In some forms, the coolant may be pumped from a body of water such as, for example, a lake or river.
According to another aspect, a system is disclosed for retrofitting a power plant with an existing power vapor cycle in which the existing power vapor cycle includes a first working fluid, a first boiler, a first turbine, and a main condenser with a coolant. The system includes a second working fluid, a second boiler, a second turbine, and a second condenser. The second working fluid has a lower boiling point than the first working fluid and the second working fluid flows through retrofit pipeline to form a second power vapor cycle. The second boiler is a portion of the main condenser reconfigured to heat the second working fluid until the second working fluid is vaporized. The second turbine is arranged after the second boiler in the second power vapor cycle and outputs work to the power plant from the vaporized second working fluid. The second condenser is arranged after the second turbine in the second power vapor cycle and condenses the second working fluid back into liquid phase.

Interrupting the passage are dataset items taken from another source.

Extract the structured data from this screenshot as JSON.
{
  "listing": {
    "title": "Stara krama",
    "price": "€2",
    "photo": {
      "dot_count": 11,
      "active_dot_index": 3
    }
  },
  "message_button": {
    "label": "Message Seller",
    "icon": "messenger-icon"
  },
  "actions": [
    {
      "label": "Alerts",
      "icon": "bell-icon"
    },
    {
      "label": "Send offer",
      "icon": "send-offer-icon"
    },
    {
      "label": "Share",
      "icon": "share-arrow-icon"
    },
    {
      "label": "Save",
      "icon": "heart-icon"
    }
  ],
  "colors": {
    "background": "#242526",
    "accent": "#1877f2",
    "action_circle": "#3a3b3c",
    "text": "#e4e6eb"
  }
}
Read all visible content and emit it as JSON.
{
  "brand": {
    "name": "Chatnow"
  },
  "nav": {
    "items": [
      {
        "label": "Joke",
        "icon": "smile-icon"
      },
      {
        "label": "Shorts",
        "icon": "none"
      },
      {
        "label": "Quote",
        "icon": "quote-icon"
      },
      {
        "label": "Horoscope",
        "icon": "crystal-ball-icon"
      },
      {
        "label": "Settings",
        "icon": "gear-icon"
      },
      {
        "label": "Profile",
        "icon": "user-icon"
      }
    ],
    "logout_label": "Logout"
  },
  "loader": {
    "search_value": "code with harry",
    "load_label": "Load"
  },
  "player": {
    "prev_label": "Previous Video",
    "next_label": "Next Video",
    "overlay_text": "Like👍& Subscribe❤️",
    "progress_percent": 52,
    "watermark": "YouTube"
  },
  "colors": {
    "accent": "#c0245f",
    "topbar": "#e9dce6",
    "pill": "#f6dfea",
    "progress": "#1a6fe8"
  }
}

In some forms, the retrofit pipeline may reconfigure the coolant to flow through the second condenser and then the main condenser.
In some forms, the portion of the main condenser reconfigured to heat the second working fluid may be automatically returned to cooling the first working fluid when the coolant rises above a threshold temperature. The threshold temperature may be, for example, between about 50° F. and about 75° F.
According to still another aspect, a method is disclosed of retrofitting an existing power vapor cycle in a power plant. The method includes installing piping into a main condenser of the existing power vapor cycle that allows the main condenser to be operational as a boiler for a second power vapor cycle. The main condenser uses a cooling water flow and the second power vapor cycle includes a working fluid that is vaporized by the main condenser when operating as the boiler for the second power vapor cycle.
In some forms, the method may further include installing a second turbine and a second condenser for the second power vapor cycle. The second condenser may use the cooling water flow of the main condenser to condense the working fluid before the cooling water flow reaches the main condenser.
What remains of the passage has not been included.